Darbe girişimi sonrası piyasalardaki son durum!

A
A
A
Darbe girişimi sonrası piyasalardaki son durum!

Atılım Üniversitesi Maliye Bölümü Öğr. Gör. Prof. Dr. Doğan Cansızlar 15 Temmuz darbe girişimi sonrası ekonomide yaşanan çalkantıları yorumladı. "Piyasalarda dalgalanma olması kaçınılmazdır" diyen Prof. Dr. Cansızlar, Türkiye'nin makroekonomik temellerinin de sağlam olduğunu vurguladı.

15 Temmuz Cuma gecesi yaşanan darbe girişiminin ardından Türkiye piyasaları çalkantılı bir döneme girdi. Türk Lirası'nın dolar karşısında hızla değer kaybettiği bu olaydan sonra piyasalardaki son durumu İHA için yorumlayan Atılım Üniversitesi Maliye Bölümü Öğr. Gör. Prof. Dr. Doğan Cansızlar, "Ülkemiz büyük bir badire atlattı. Bunun olağanüstü bir durum olduğu ortada. Böyle dönemlerde piyasalarda dalgalanma olması kaçınılmazdır. Fakat Türkiye'nin makroekonomik temelleri sağlam" ifadelerini kullandı.

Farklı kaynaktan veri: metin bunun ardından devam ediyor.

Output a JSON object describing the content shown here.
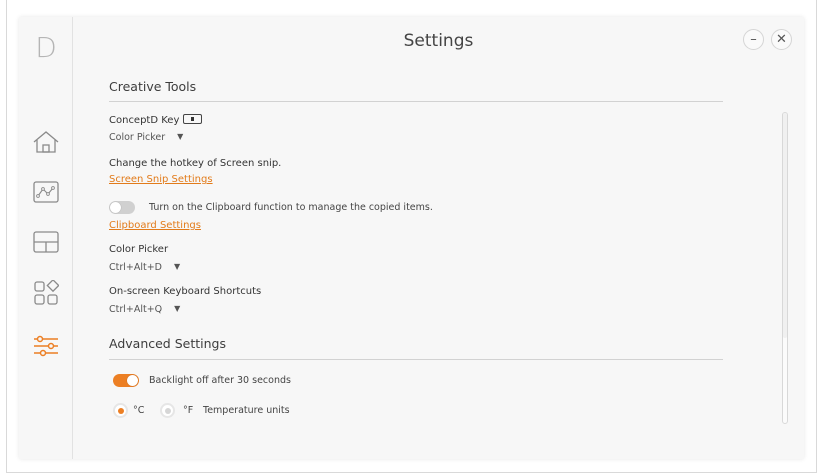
{
  "window": {
    "title": "Settings",
    "logo": "D"
  },
  "sidebar": {
    "items": [
      {
        "name": "home",
        "active": false
      },
      {
        "name": "creative-graph",
        "active": false
      },
      {
        "name": "layout",
        "active": false
      },
      {
        "name": "apps",
        "active": false
      },
      {
        "name": "settings",
        "active": true
      }
    ]
  },
  "creative_tools": {
    "section_title": "Creative Tools",
    "conceptd_key": {
      "label": "ConceptD Key",
      "value": "Color Picker"
    },
    "screen_snip": {
      "label": "Change the hotkey of Screen snip.",
      "link": "Screen Snip Settings"
    },
    "clipboard": {
      "toggle_label": "Turn on the Clipboard function to manage the copied items.",
      "enabled": false,
      "link": "Clipboard Settings"
    },
    "color_picker": {
      "label": "Color Picker",
      "value": "Ctrl+Alt+D"
    },
    "onscreen_keyboard": {
      "label": "On-screen Keyboard Shortcuts",
      "value": "Ctrl+Alt+Q"
    }
  },
  "advanced": {
    "section_title": "Advanced Settings",
    "backlight": {
      "label": "Backlight off after 30 seconds",
      "enabled": true
    },
    "temperature": {
      "celsius": "°C",
      "fahrenheit": "°F",
      "label": "Temperature units",
      "selected": "celsius"
    }
  },
  "colors": {
    "accent": "#ec7f24",
    "link": "#e27b1a"
  }
}
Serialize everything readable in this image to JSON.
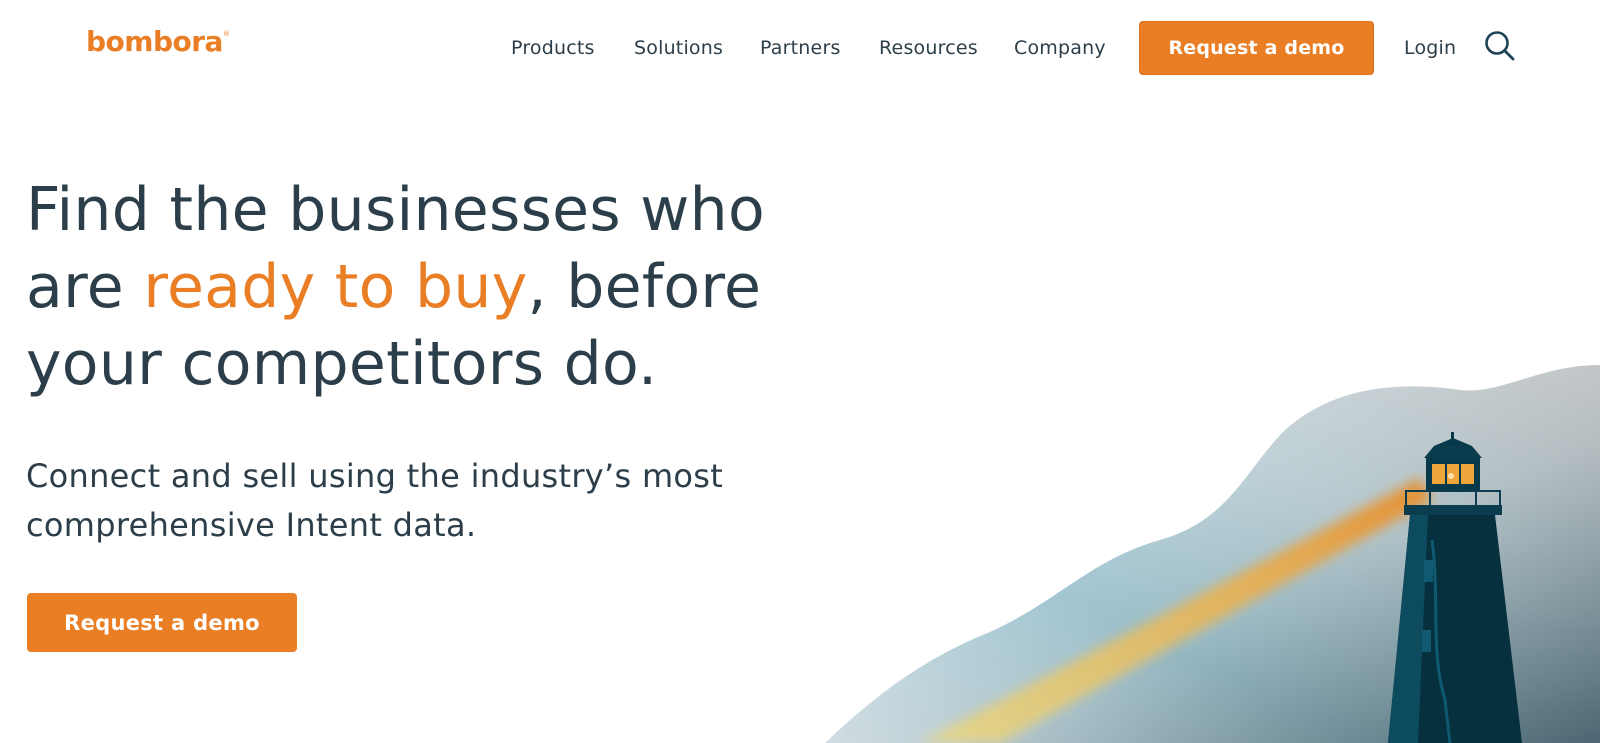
{
  "brand": {
    "logo_text": "bombora",
    "logo_mark": "®",
    "accent_color": "#e97e24",
    "text_color": "#2c3e4a"
  },
  "nav": {
    "items": [
      {
        "label": "Products"
      },
      {
        "label": "Solutions"
      },
      {
        "label": "Partners"
      },
      {
        "label": "Resources"
      },
      {
        "label": "Company"
      }
    ],
    "cta_label": "Request a demo",
    "login_label": "Login",
    "search_icon": "search-icon"
  },
  "hero": {
    "title_part1": "Find the businesses who are ",
    "title_accent": "ready to buy",
    "title_part2": ", before your competitors do.",
    "subtitle": "Connect and sell using the industry’s most comprehensive Intent data.",
    "cta_label": "Request a demo",
    "illustration": "lighthouse-illustration"
  }
}
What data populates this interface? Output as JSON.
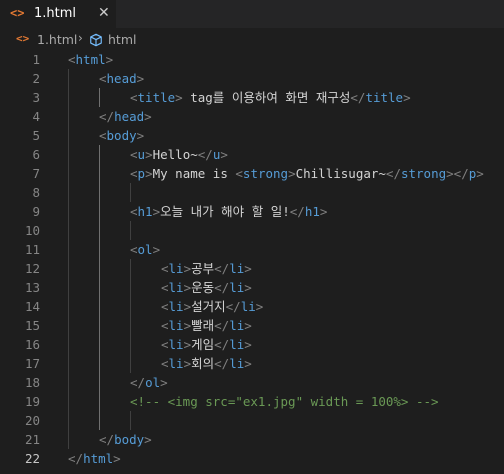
{
  "tab": {
    "icon": "html-file-icon",
    "filename": "1.html",
    "close": "✕"
  },
  "breadcrumb": {
    "file": "1.html",
    "separator": "›",
    "element_icon": "cube-icon",
    "element": "html"
  },
  "active_line": 22,
  "lines": [
    {
      "n": "1",
      "indent": 0,
      "tokens": [
        [
          "tg",
          "<"
        ],
        [
          "tn",
          "html"
        ],
        [
          "tg",
          ">"
        ]
      ]
    },
    {
      "n": "2",
      "indent": 1,
      "tokens": [
        [
          "tg",
          "<"
        ],
        [
          "tn",
          "head"
        ],
        [
          "tg",
          ">"
        ]
      ]
    },
    {
      "n": "3",
      "indent": 2,
      "tokens": [
        [
          "tg",
          "<"
        ],
        [
          "tn",
          "title"
        ],
        [
          "tg",
          ">"
        ],
        [
          "tx",
          " tag를 이용하여 화면 재구성"
        ],
        [
          "tg",
          "</"
        ],
        [
          "tn",
          "title"
        ],
        [
          "tg",
          ">"
        ]
      ]
    },
    {
      "n": "4",
      "indent": 1,
      "tokens": [
        [
          "tg",
          "</"
        ],
        [
          "tn",
          "head"
        ],
        [
          "tg",
          ">"
        ]
      ]
    },
    {
      "n": "5",
      "indent": 1,
      "tokens": [
        [
          "tg",
          "<"
        ],
        [
          "tn",
          "body"
        ],
        [
          "tg",
          ">"
        ]
      ]
    },
    {
      "n": "6",
      "indent": 2,
      "tokens": [
        [
          "tg",
          "<"
        ],
        [
          "tn",
          "u"
        ],
        [
          "tg",
          ">"
        ],
        [
          "tx",
          "Hello~"
        ],
        [
          "tg",
          "</"
        ],
        [
          "tn",
          "u"
        ],
        [
          "tg",
          ">"
        ]
      ]
    },
    {
      "n": "7",
      "indent": 2,
      "tokens": [
        [
          "tg",
          "<"
        ],
        [
          "tn",
          "p"
        ],
        [
          "tg",
          ">"
        ],
        [
          "tx",
          "My name is "
        ],
        [
          "tg",
          "<"
        ],
        [
          "tn",
          "strong"
        ],
        [
          "tg",
          ">"
        ],
        [
          "tx",
          "Chillisugar~"
        ],
        [
          "tg",
          "</"
        ],
        [
          "tn",
          "strong"
        ],
        [
          "tg",
          "></"
        ],
        [
          "tn",
          "p"
        ],
        [
          "tg",
          ">"
        ]
      ]
    },
    {
      "n": "8",
      "indent": 2,
      "tokens": []
    },
    {
      "n": "9",
      "indent": 2,
      "tokens": [
        [
          "tg",
          "<"
        ],
        [
          "tn",
          "h1"
        ],
        [
          "tg",
          ">"
        ],
        [
          "tx",
          "오늘 내가 해야 할 일!"
        ],
        [
          "tg",
          "</"
        ],
        [
          "tn",
          "h1"
        ],
        [
          "tg",
          ">"
        ]
      ]
    },
    {
      "n": "10",
      "indent": 2,
      "tokens": []
    },
    {
      "n": "11",
      "indent": 2,
      "tokens": [
        [
          "tg",
          "<"
        ],
        [
          "tn",
          "ol"
        ],
        [
          "tg",
          ">"
        ]
      ]
    },
    {
      "n": "12",
      "indent": 3,
      "tokens": [
        [
          "tg",
          "<"
        ],
        [
          "tn",
          "li"
        ],
        [
          "tg",
          ">"
        ],
        [
          "tx",
          "공부"
        ],
        [
          "tg",
          "</"
        ],
        [
          "tn",
          "li"
        ],
        [
          "tg",
          ">"
        ]
      ]
    },
    {
      "n": "13",
      "indent": 3,
      "tokens": [
        [
          "tg",
          "<"
        ],
        [
          "tn",
          "li"
        ],
        [
          "tg",
          ">"
        ],
        [
          "tx",
          "운동"
        ],
        [
          "tg",
          "</"
        ],
        [
          "tn",
          "li"
        ],
        [
          "tg",
          ">"
        ]
      ]
    },
    {
      "n": "14",
      "indent": 3,
      "tokens": [
        [
          "tg",
          "<"
        ],
        [
          "tn",
          "li"
        ],
        [
          "tg",
          ">"
        ],
        [
          "tx",
          "설거지"
        ],
        [
          "tg",
          "</"
        ],
        [
          "tn",
          "li"
        ],
        [
          "tg",
          ">"
        ]
      ]
    },
    {
      "n": "15",
      "indent": 3,
      "tokens": [
        [
          "tg",
          "<"
        ],
        [
          "tn",
          "li"
        ],
        [
          "tg",
          ">"
        ],
        [
          "tx",
          "빨래"
        ],
        [
          "tg",
          "</"
        ],
        [
          "tn",
          "li"
        ],
        [
          "tg",
          ">"
        ]
      ]
    },
    {
      "n": "16",
      "indent": 3,
      "tokens": [
        [
          "tg",
          "<"
        ],
        [
          "tn",
          "li"
        ],
        [
          "tg",
          ">"
        ],
        [
          "tx",
          "게임"
        ],
        [
          "tg",
          "</"
        ],
        [
          "tn",
          "li"
        ],
        [
          "tg",
          ">"
        ]
      ]
    },
    {
      "n": "17",
      "indent": 3,
      "tokens": [
        [
          "tg",
          "<"
        ],
        [
          "tn",
          "li"
        ],
        [
          "tg",
          ">"
        ],
        [
          "tx",
          "회의"
        ],
        [
          "tg",
          "</"
        ],
        [
          "tn",
          "li"
        ],
        [
          "tg",
          ">"
        ]
      ]
    },
    {
      "n": "18",
      "indent": 2,
      "tokens": [
        [
          "tg",
          "</"
        ],
        [
          "tn",
          "ol"
        ],
        [
          "tg",
          ">"
        ]
      ]
    },
    {
      "n": "19",
      "indent": 2,
      "tokens": [
        [
          "cm",
          "<!-- <img src=\"ex1.jpg\" width = 100%> -->"
        ]
      ]
    },
    {
      "n": "20",
      "indent": 2,
      "tokens": []
    },
    {
      "n": "21",
      "indent": 1,
      "tokens": [
        [
          "tg",
          "</"
        ],
        [
          "tn",
          "body"
        ],
        [
          "tg",
          ">"
        ]
      ]
    },
    {
      "n": "22",
      "indent": 0,
      "tokens": [
        [
          "tg",
          "</"
        ],
        [
          "tn",
          "html"
        ],
        [
          "tg",
          ">"
        ]
      ]
    }
  ]
}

Alınacak tedbirler ve hükümet tarafından yapılacak beyanatların çok dikkatle takip edilmesinde yarar olduğunu dile getiren Prof. Dr. Doğan Cansızlar, "Uluslararası piyasalar böyle durumlarda, olağanüstü durumlar yaşayan ülkelere gözünü çevirir. Türkiye açısından da bu şekilde oldu. Özellikle cuma günü dışarıda açık olan piyasalarda durum sakinken birden rakamlar uçuşmaya başladı. İlk tepki nedeniyle pazartesi günü piyasalar biraz daha durgunlaşıp eski dengesine geldi. Çünkü hükümetin verdiği olumlu beyanatlar, muhalefet partileriyle birlikte yapılan açıklamalar, Merkez Bankası'nın aldığı tedbirler ve Başbakan Yardımcısı Mehmet Şimşek'in uluslararası yatırımcılarla yaptığı görüşmeler piyasalarda rahatlamayı sağladı. Fakat bu tarz durumlarda piyasaların eski haline dönmesi biraz zor. Bu dalgalanmalar devam edecektir" diye konuştu.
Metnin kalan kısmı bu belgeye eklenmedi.